In 2007, Paula Radcliffe, considered one of the marathon greats, won the New York City Marathon about 10 months after giving birth to a daughter. In 2016, Tirunesh Dibaba of Ethiopia placed third in the 10,000 meters at the Rio Olympics, earning her sixth Olympic medal a year and a half after giving birth to her son.

“You can do it,” said Kellyn Taylor, an American marathoner. “You can come back stronger. It’s been proven.”

She would know.

Thirteen years ago, Taylor, who is 37 now, gave birth to her eldest daughter, Kylyn, then returned to her track career only to find herself “pumping in an open field.”

“There was nowhere else to do it,” she said, laughing. “It is what it is.”

On Sunday, Taylor is once again returning to elite running after the birth of a child, this time 10-month-old Keagan. Taylor and her husband, Kyle, have also fostered many young children and in the past year adopted two children, Kaisley and Koen.

(For those wondering, Taylor said she does not nap.)

Taylor and Huddle will be joined by a gaggle of marathoning mothers — the Kenyans Hellen Obiri, Peres Jepchirchir and Brigid Kosgei among them — who are poised to battle for podium spots.

It’s a stacked field. Obiri won the Boston Marathon this spring with a time of 2 hours 21 minutes 38 seconds. Kosgei broke Radcliffe’s longstanding marathon world record in 2019, running the Chicago Marathon in 2:14:04. (The record has been broken again since.) Jepchirchir won the marathon gold medal at the Tokyo Olympics in 2021 and the New York City Marathon a few months later.

Family planning has long been a contentious topic for athletes, whose body is their business. To some extent, peak childbearing years and peak distance-running years overlap, so accounting for both is a continuing calculation, Huddle said.

She and Taylor are racing on Sunday as a precursor to the U.S. Olympic Trials for the marathon, which are scheduled for February. The timing is quite calculated.

Huddle contacted athletes who had already had children and asked for guidance. Some had a quick turnaround. The marathoner Aliphine Tuliamuk had a baby in January 2021 and a ticket to the Olympics that August.

Some trained through pregnancy, while others took an extended time off. Everyone Huddle spoke to had a different experience returning to competition, and when she looked to advice from the medical community, she didn’t find guidance fit for an elite athlete.

“Is it a one size fits all? No,” said Dr. Abigail Campbell, the director of N.Y.U. Langone’s Center for Women’s Sports Medicine.

She said that more of her patients were tuning into their bodies and finding what worked for them. That can depend on how their delivery was, whether they were having pelvic floor issues and how their bodies responded to hormonal changes.

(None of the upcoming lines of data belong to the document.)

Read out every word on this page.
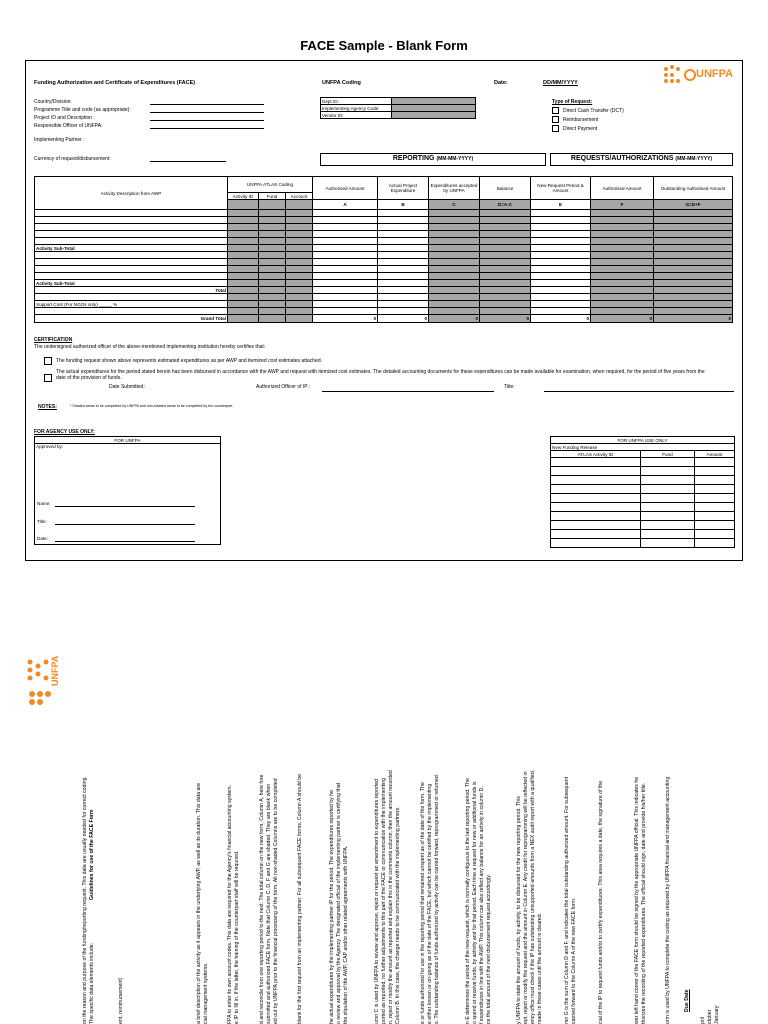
FACE Sample - Blank Form
Funding Authorization and Certificate of Expenditures (FACE)	UNFPA Coding	Date:	DD/MM/YYYY
UNFPA
Country/Division:
Programme Title and code (as appropriate):
Project ID and Description :
Responsible Officer of UNFPA:
Implementing Partner :
Dept ID:	
Implementing Agency Code:	
Vendor ID:	
Type of Request:
Direct Cash Transfer (DCT)
Reimbursement
Direct Payment
Currency of request/disbursement:	REPORTING (MM-MM-YYYY)	REQUESTS/AUTHORIZATIONS (MM-MM-YYYY)
Activity Description from AWP	UNFPA ATLAS Coding			Authorised Amount	Actual Project Expenditure	Expenditures accepted by UNFPA	Balance	New Request Period & Amount	Authorised Amount	Outstanding Authorised Amount
	Activity ID	Fund	Account							
				A	B	C	D=A-C	E	F	G=D+F

Activity Sub-Total										

Activity Sub-Total										
Total										

Support Cost (For NGOs only) _____ %										

Grand Total				0	0	0	0	0	0	0
CERTIFICATION
The undersigned authorized officer of the above-mentioned implementing institution hereby certifies that:
The funding request shown above represents estimated expenditures as per AWP and itemized cost estimates attached.
The actual expenditures for the period stated herein has been disbursed in accordance with the AWP and request with itemized cost estimates. The detailed accounting documents for these expenditures can be made available for examination, when required, for the period of five years from the
date of the provision of funds.
Date Submitted:	Authorized Officer of IP :	Title:
NOTES:	* Shaded areas to be completed by UNFPA and non-shaded areas to be completed by the counterpart.
FOR AGENCY USE ONLY:
FOR UNFPA

Approved by:
Name:
Title:
Date:
FOR UNFPA USE ONLY		
New Funding Release		
ATLAS Activity ID	Fund	Amount

UNFPA
Guidelines for use of the FACE Form
on the reason and purpose of the funding/reporting request. This data are usually needed for correct coding The specific data elements include:	ent, reimbursement)	a brief description of the activity as it appears in the underlying AWP, as well as its duration. This data are cial management systems.	FPA to enter its own account codes. This data are required for the Agency's financial accounting system. e IP to fill in. If the latter, the training of the counterpart staff will be required.	d and reconcile from one reporting period to the next. The total column on the new form, Column A, here fore submitted and authorized FACE form. Note that Column C, D, F and G are shaded. They are blank when ed out by UNFPA prior to the financial processing of the form. All non-shaded Columns are to be completed	blank for the first request from an implementing partner. For all subsequent FACE forms, Column A should be	he actual expenditures by the implementing partner IP for the period. The expenditures reported by he o review and approval by the Agency. The designated official of the implementing partner is certifying that the stipulation of the AWP, CAP and/or other related agreements with UNFPA.	umn C is used by UNFPA to review and approve, reject or request an amendment to expenditures reported ported as reported, no further adjustments to this part of the FACE or communication with the implementing n, reject or modify the amount as reported and explain this in the comments column, then the amount recorded Column B. In this case, the change needs to be communicated with the implementing partners.	e or funds authorized for use in the reporting period that remained unspent as of the date of the form. The e either known or on-going as of the date of the FACE, but which cannot be certified by the implementing s. The outstanding balance of funds authorized by activity can be carried forward, reprogrammed or returned.	n E determines the period of the new request, which is normally contiguous to the last reporting period. The o spend or receive funds, by activity and for that period. Each time a request for new or additional funds is f expenditures in line with the AWP. This column can also reflect any balance for an activity in column D, ce the total amount of the next disbursement request accordingly.	y UNFPA to state the amount of funds, by activity, to be disbursed for the new reporting period. This ept, reject or modify the request and the amount in Column E. Any credit for reprogramming will be reflected in ency office must check if the IP has outstanding unsupported amounts from a NEX audit report with a qualified, made in these cases until the amount is cleared.	mn G is the sum of Column D and F, and indicates the total outstanding authorized amount. For subsequent carried forward to the Column A of the new FACE form.	cial of the IP to request funds and/or to certify expenditures. This area requires a date, the signature of the	wer left hand corner of the FACE form should be signed by the appropriate UNFPA official. This indicates he thorizes the recording of the reported expenditures. The official should sign, date and provide his/her title.	orm is used by UNFPA to complete the coding as required by UNFPA financial and management accounting	Due Date
pril ctober January
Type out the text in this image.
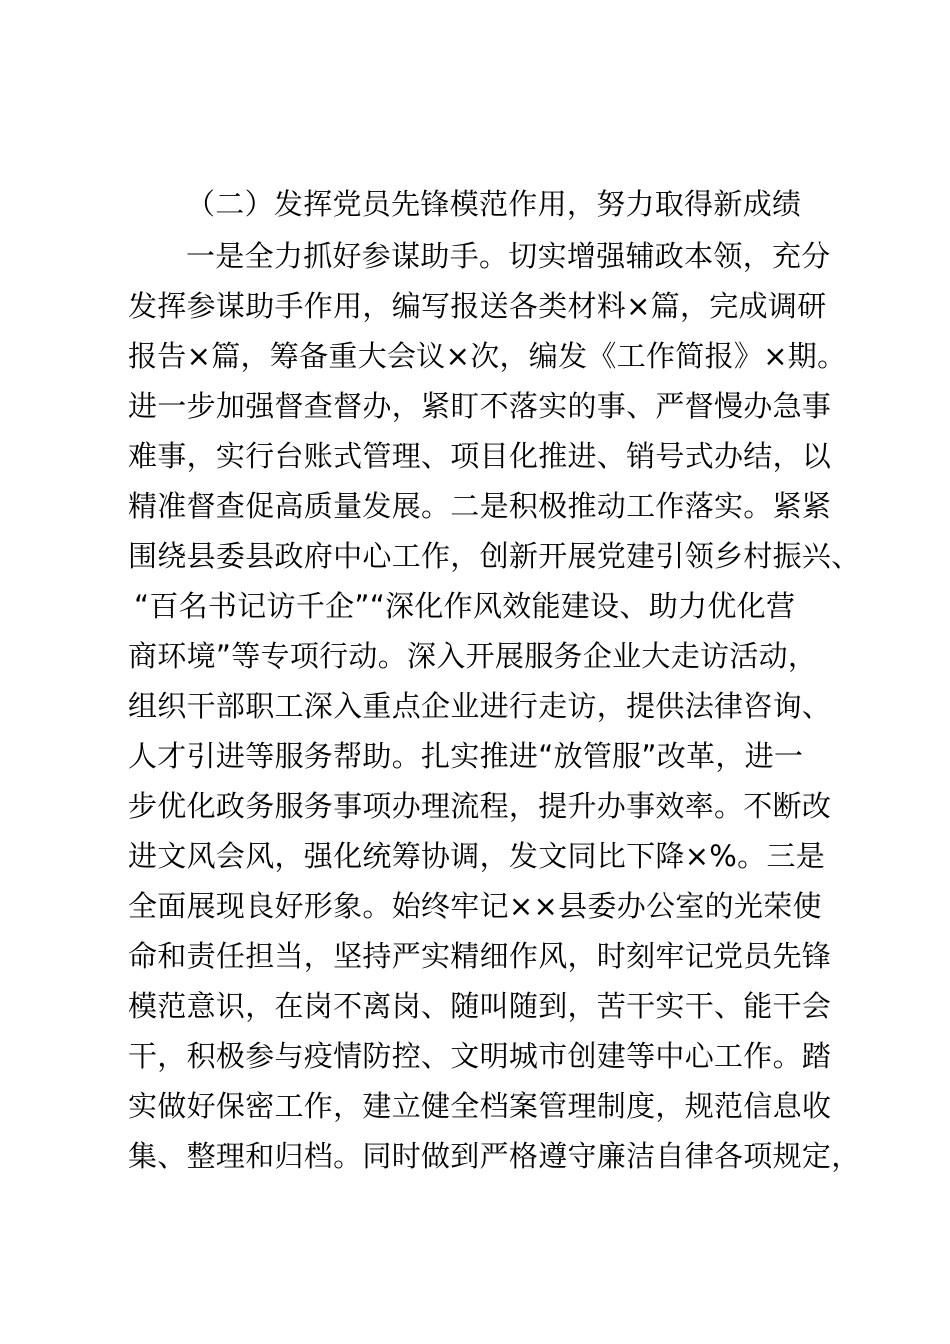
（二）发挥党员先锋模范作用，努力取得新成绩
一是全力抓好参谋助手。切实增强辅政本领，充分
发挥参谋助手作用，编写报送各类材料×篇，完成调研
报告×篇，筹备重大会议×次，编发《工作简报》×期。
进一步加强督查督办，紧盯不落实的事、严督慢办急事
难事，实行台账式管理、项目化推进、销号式办结，以
精准督查促高质量发展。二是积极推动工作落实。紧紧
围绕县委县政府中心工作，创新开展党建引领乡村振兴、
“百名书记访千企”“深化作风效能建设、助力优化营
商环境”等专项行动。深入开展服务企业大走访活动，
组织干部职工深入重点企业进行走访，提供法律咨询、
人才引进等服务帮助。扎实推进“放管服”改革，进一
步优化政务服务事项办理流程，提升办事效率。不断改
进文风会风，强化统筹协调，发文同比下降×%。三是
全面展现良好形象。始终牢记××县委办公室的光荣使
命和责任担当，坚持严实精细作风，时刻牢记党员先锋
模范意识，在岗不离岗、随叫随到，苦干实干、能干会
干，积极参与疫情防控、文明城市创建等中心工作。踏
实做好保密工作，建立健全档案管理制度，规范信息收
集、整理和归档。同时做到严格遵守廉洁自律各项规定，
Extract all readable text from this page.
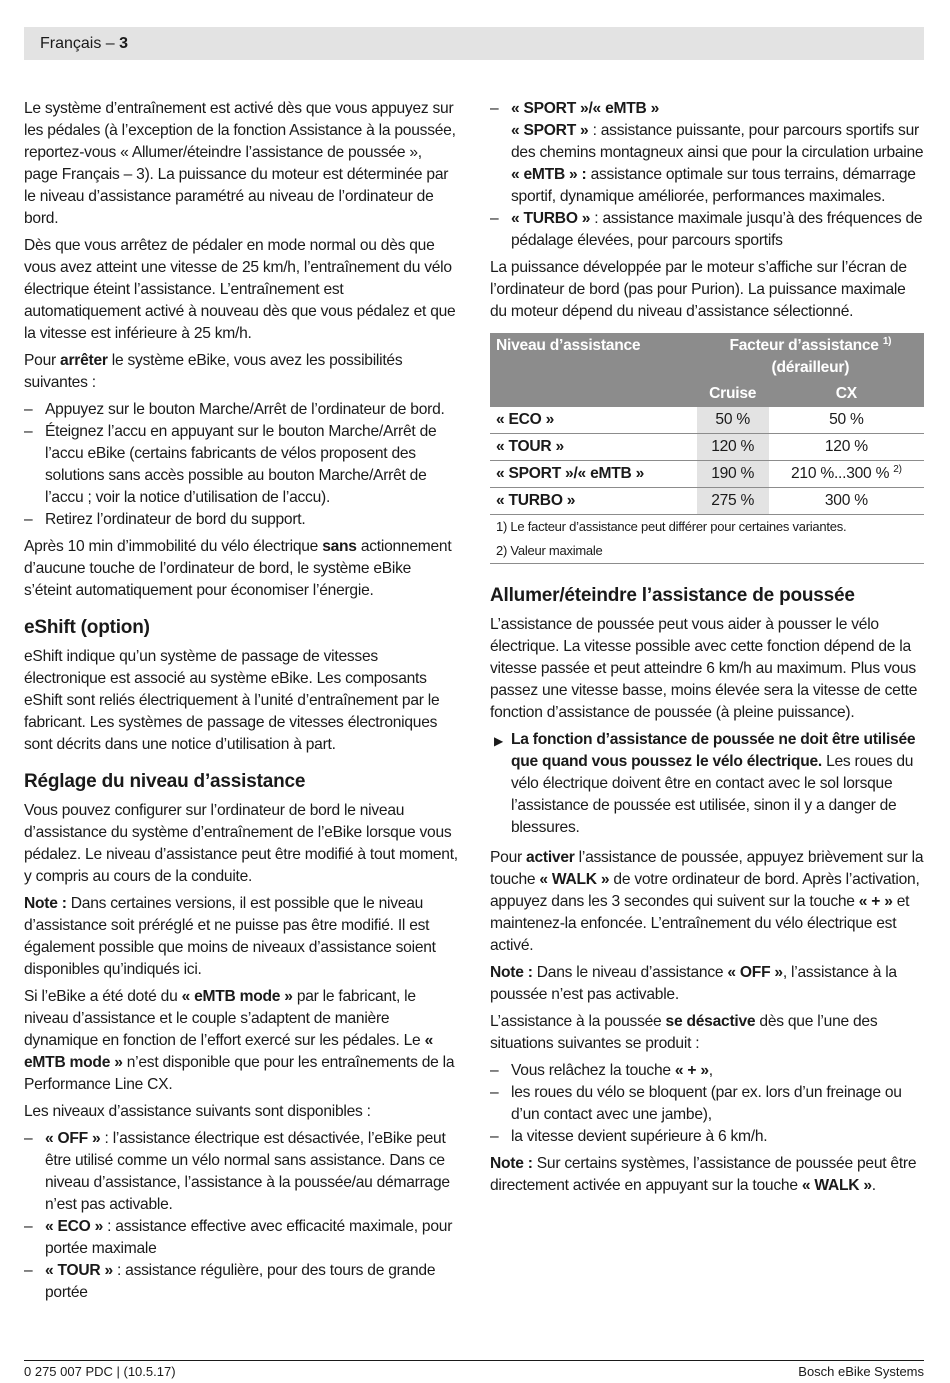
Français – 3

Le système d’entraînement est activé dès que vous appuyez sur les pédales (à l’exception de la fonction Assistance à la poussée, reportez-vous « Allumer/éteindre l’assistance de poussée », page Français – 3). La puissance du moteur est déterminée par le niveau d’assistance paramétré au niveau de l’ordinateur de bord.

Dès que vous arrêtez de pédaler en mode normal ou dès que vous avez atteint une vitesse de 25 km/h, l’entraînement du vélo électrique éteint l’assistance. L’entraînement est automatiquement activé à nouveau dès que vous pédalez et que la vitesse est inférieure à 25 km/h.

Pour arrêter le système eBike, vous avez les possibilités suivantes :

– Appuyez sur le bouton Marche/Arrêt de l’ordinateur de bord.
– Éteignez l’accu en appuyant sur le bouton Marche/Arrêt de l’accu eBike (certains fabricants de vélos proposent des solutions sans accès possible au bouton Marche/Arrêt de l’accu ; voir la notice d’utilisation de l’accu).
– Retirez l’ordinateur de bord du support.

Après 10 min d’immobilité du vélo électrique sans actionnement d’aucune touche de l’ordinateur de bord, le système eBike s’éteint automatiquement pour économiser l’énergie.

eShift (option)

eShift indique qu’un système de passage de vitesses électronique est associé au système eBike. Les composants eShift sont reliés électriquement à l’unité d’entraînement par le fabricant. Les systèmes de passage de vitesses électroniques sont décrits dans une notice d’utilisation à part.

Réglage du niveau d’assistance

Vous pouvez configurer sur l’ordinateur de bord le niveau d’assistance du système d’entraînement de l’eBike lorsque vous pédalez. Le niveau d’assistance peut être modifié à tout moment, y compris au cours de la conduite.

Note : Dans certaines versions, il est possible que le niveau d’assistance soit préréglé et ne puisse pas être modifié. Il est également possible que moins de niveaux d’assistance soient disponibles qu’indiqués ici.

Si l’eBike a été doté du « eMTB mode » par le fabricant, le niveau d’assistance et le couple s’adaptent de manière dynamique en fonction de l’effort exercé sur les pédales. Le « eMTB mode » n’est disponible que pour les entraînements de la Performance Line CX.

Les niveaux d’assistance suivants sont disponibles :

– « OFF » : l’assistance électrique est désactivée, l’eBike peut être utilisé comme un vélo normal sans assistance. Dans ce niveau d’assistance, l’assistance à la poussée/au démarrage n’est pas activable.
– « ECO » : assistance effective avec efficacité maximale, pour portée maximale
– « TOUR » : assistance régulière, pour des tours de grande portée
– « SPORT »/« eMTB »
« SPORT » : assistance puissante, pour parcours sportifs sur des chemins montagneux ainsi que pour la circulation urbaine
« eMTB » : assistance optimale sur tous terrains, démarrage sportif, dynamique améliorée, performances maximales.
– « TURBO » : assistance maximale jusqu’à des fréquences de pédalage élevées, pour parcours sportifs

La puissance développée par le moteur s’affiche sur l’écran de l’ordinateur de bord (pas pour Purion). La puissance maximale du moteur dépend du niveau d’assistance sélectionné.

Niveau d’assistance	Facteur d’assistance $^{1)}$
(dérailleur)	
	Cruise	CX
« ECO »	50 %	50 %
« TOUR »	120 %	120 %
« SPORT »/« eMTB »	190 %	210 %...300 % $^{2)}$
« TURBO »	275 %	300 %
1) Le facteur d’assistance peut différer pour certaines variantes.		
2) Valeur maximale		
Allumer/éteindre l’assistance de poussée

L’assistance de poussée peut vous aider à pousser le vélo électrique. La vitesse possible avec cette fonction dépend de la vitesse passée et peut atteindre 6 km/h au maximum. Plus vous passez une vitesse basse, moins élevée sera la vitesse de cette fonction d’assistance de poussée (à pleine puissance).

▶ La fonction d’assistance de poussée ne doit être utilisée que quand vous poussez le vélo électrique. Les roues du vélo électrique doivent être en contact avec le sol lorsque l’assistance de poussée est utilisée, sinon il y a danger de blessures.

Pour activer l’assistance de poussée, appuyez brièvement sur la touche « WALK » de votre ordinateur de bord. Après l’activation, appuyez dans les 3 secondes qui suivent sur la touche « + » et maintenez-la enfoncée. L’entraînement du vélo électrique est activé.

Note : Dans le niveau d’assistance « OFF », l’assistance à la poussée n’est pas activable.

L’assistance à la poussée se désactive dès que l’une des situations suivantes se produit :

– Vous relâchez la touche « + »,
– les roues du vélo se bloquent (par ex. lors d’un freinage ou d’un contact avec une jambe),
– la vitesse devient supérieure à 6 km/h.

Note : Sur certains systèmes, l’assistance de poussée peut être directement activée en appuyant sur la touche « WALK ».

0 275 007 PDC | (10.5.17)	Bosch eBike Systems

It wasn’t all smooth sailing back to competition for Huddle. She had a femoral stress fracture in March, which she believes might have been caused partly by failing to get enough nutrition while breastfeeding. She has since adjusted her diet.

It’s all part of the process, she said. Her 1 ½-year-old, Josephine, will be on the sidelines Sunday to cheer her on. Josephine has taken to imitating her mother doing drills.

Before the sun rises on Sunday, Huddle and Taylor will both begin a new kind of race morning routine.

There will be a pre-race meal and a pre-race pump. They aren’t sure when exactly they will do it, but they are happy to have options.

“If you want women to get back out and thrive in their careers, in the world, these spaces need to be available, not just in running but everywhere,” Huddle said.